The Conformer-CTC model is a non-autoregressive variant of the Conformer model for Automatic Speech Recognition (ASR) that uses CTC loss/decoding instead of Transducer. For more information, refer to Conformer-CTC Model.
The models provided with Riva are a large-size (around 120M parameters) and a xl-size (around 600M parameters) version of Conformer-CTC trained on large proprietary datasets.
Based on the training recipe, the Conformer-CTC also has two more variants other than the Conformer-CTC base model: Unified Conformer-CTC and Multilingual Code Switch Conformer-CTC. The Unified variant can transcribes speech along with punctuations, whereas the Multilingual Code Switch variant can transcribe two or more languages.
Citrinet is the recommended new end-to-end convolutional Connectionist Temporal Classification (CTC) based ASR model. Citrinet is a deep residual neural model that uses 1D time-channel separable convolutions combined with subword encoding and squeeze-and-excitation. The resulting architecture significantly reduces the gap between non-autoregressive and sequence-to-sequence and transducer models.

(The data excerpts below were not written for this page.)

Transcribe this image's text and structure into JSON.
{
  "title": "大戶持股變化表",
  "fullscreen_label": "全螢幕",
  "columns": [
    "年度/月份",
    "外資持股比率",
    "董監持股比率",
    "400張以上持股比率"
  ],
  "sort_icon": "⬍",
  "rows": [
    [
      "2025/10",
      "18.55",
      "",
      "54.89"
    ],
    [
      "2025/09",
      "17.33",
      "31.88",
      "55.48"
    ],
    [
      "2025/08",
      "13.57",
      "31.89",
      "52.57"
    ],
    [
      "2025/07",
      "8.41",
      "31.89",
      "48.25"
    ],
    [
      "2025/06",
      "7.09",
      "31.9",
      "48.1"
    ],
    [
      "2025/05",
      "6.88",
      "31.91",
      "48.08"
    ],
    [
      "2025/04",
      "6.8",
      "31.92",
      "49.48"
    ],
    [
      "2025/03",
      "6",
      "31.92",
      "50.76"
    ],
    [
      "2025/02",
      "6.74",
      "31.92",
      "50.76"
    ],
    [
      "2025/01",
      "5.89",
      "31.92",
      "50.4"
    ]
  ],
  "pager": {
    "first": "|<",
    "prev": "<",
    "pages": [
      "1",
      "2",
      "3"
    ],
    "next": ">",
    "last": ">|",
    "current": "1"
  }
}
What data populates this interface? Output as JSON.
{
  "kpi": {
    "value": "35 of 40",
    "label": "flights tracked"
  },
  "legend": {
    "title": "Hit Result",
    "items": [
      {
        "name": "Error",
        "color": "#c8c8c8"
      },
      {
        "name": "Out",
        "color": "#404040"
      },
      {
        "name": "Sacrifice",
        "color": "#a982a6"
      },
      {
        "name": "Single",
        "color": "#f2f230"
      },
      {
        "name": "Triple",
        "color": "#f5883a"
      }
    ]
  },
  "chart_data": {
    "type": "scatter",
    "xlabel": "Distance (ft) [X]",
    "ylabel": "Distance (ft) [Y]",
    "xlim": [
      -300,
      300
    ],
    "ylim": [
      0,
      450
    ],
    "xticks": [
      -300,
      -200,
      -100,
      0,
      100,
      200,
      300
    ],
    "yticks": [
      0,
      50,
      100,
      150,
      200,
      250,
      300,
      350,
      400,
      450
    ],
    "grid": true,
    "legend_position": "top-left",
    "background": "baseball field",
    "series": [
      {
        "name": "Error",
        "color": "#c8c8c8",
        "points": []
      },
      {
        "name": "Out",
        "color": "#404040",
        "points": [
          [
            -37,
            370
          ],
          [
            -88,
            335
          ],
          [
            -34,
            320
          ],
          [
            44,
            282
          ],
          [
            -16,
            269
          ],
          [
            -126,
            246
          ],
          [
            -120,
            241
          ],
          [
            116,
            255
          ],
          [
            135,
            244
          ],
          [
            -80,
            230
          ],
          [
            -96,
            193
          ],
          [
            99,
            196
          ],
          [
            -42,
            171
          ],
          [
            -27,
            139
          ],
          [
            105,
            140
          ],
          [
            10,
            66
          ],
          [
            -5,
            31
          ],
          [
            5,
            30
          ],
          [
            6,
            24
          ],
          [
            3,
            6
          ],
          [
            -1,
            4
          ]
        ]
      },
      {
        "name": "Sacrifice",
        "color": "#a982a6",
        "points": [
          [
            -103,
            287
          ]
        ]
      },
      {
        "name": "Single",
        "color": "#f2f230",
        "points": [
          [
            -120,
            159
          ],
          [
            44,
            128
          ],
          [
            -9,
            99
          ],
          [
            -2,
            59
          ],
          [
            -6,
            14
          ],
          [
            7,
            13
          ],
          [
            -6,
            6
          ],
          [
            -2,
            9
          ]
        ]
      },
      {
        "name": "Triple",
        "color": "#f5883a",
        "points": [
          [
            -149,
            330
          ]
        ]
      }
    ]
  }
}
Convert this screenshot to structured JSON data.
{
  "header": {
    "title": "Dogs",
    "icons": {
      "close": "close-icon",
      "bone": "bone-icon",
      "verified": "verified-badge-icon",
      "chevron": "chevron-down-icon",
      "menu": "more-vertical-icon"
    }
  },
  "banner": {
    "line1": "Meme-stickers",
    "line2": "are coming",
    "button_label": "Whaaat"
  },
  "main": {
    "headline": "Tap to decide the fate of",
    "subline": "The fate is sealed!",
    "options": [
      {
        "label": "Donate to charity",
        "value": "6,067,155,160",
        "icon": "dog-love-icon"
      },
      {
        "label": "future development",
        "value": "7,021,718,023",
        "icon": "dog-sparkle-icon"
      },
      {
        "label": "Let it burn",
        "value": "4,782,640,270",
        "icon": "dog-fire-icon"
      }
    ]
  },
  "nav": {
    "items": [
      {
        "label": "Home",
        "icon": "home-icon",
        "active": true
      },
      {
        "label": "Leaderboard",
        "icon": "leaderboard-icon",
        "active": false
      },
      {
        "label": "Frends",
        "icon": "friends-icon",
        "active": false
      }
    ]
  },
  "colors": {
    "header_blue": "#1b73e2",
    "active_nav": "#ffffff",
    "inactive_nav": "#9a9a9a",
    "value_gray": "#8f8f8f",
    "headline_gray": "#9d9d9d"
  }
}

Details on the model architecture can be found in the Citrinet: Closing the Gap between Non-Autoregressive and Autoregressive End-to-End Models for Automatic Speech Recognition paper.
The models provided with Riva are larger variant Citrinet-1024 (around 142M parameters) and smaller variant Citrinet-256 (around 9.8M parameters). Both variants are trained on large proprietary datasets.
Due to its lower resource usage capabilities, Citrinet-256 is the preferred model for deployment on embedded platforms.
Jasper is no longer recommended for new deployments.
Jasper (“Just Another SPEech Recognizer”) is an end-to-end neural acoustic model for ASR that provides near state-of-the-art results on LibriSpeech among end-to-end ASR models without any external data. The Jasper architecture of convolutional layers was designed to facilitate fast GPU inference, by allowing whole sub-blocks to be fused into a single GPU kernel. This is important for meeting the strict real-time requirements of ASR systems in deployment.
The results of the acoustic model are combined with the results of external language models to get the top-ranked word sequences corresponding to a given audio segment during a post-processing step called decoding.
Details on the model architecture can be found in the Jasper: An End-to-End Convolutional Neural Acoustic Model paper.
QuartzNet is no longer recommended for new deployments.
QuartzNet is the next generation of the Jasper model architecture with separable convolutions and larger filters. It can achieve accuracy similar to Jasper but with an order of magnitude fewer parameters. Similarly to Jasper, the QuartzNet families of models are denoted as
B is the number of blocks and
R is the number of convolutional sub-blocks within a block. Each sub-block contains a 1D separable convolution, batch normalization, ReLU, and dropout.
Details on the model architecture can be found in the paper QuartzNet: Deep Automatic Speech Recognition with 1D Time-Channel Separable Convolutions.
MarbleNet is an end-to-end neural network for Voice Activity Detection (VAD). It is a deep residual network composed from blocks of 1D time-channel separable convolution, batchnormalization, ReLU, and dropout layers. When compared to a state-of-the-art VAD model, MarbleNet is able to achieve similar performance with roughly 1/10-th the parameter cost.
Details on the model architecture can be found in the MarbleNet: Deep 1d Time-channel Separable Convolutional Neural Network For Voice Activity Detection paper.
TitaNet is a novel neural network architecture for extracting speaker representations. It employs 1D depth-wise separable convolutions with Squeeze-and-Excitation (SE) layers with global context followed by channel attention based statistics pooling layer to map variable-length utterances to a fixed-length embedding (t-vector). TitaNet is a scalable architecture that achieves state-of-the-art performance on speaker verification tasks. Furthermore, we have various sizes of TitaNet, including a light TitaNet-S model with only 6M parameters that achieves near state-of-the-art results in diarization tasks.
Details on the model architecture can be found in the TitaNet: Neural Model For Speaker Representation With 1d Depth-wise Separable Convolutions And Global Context paper.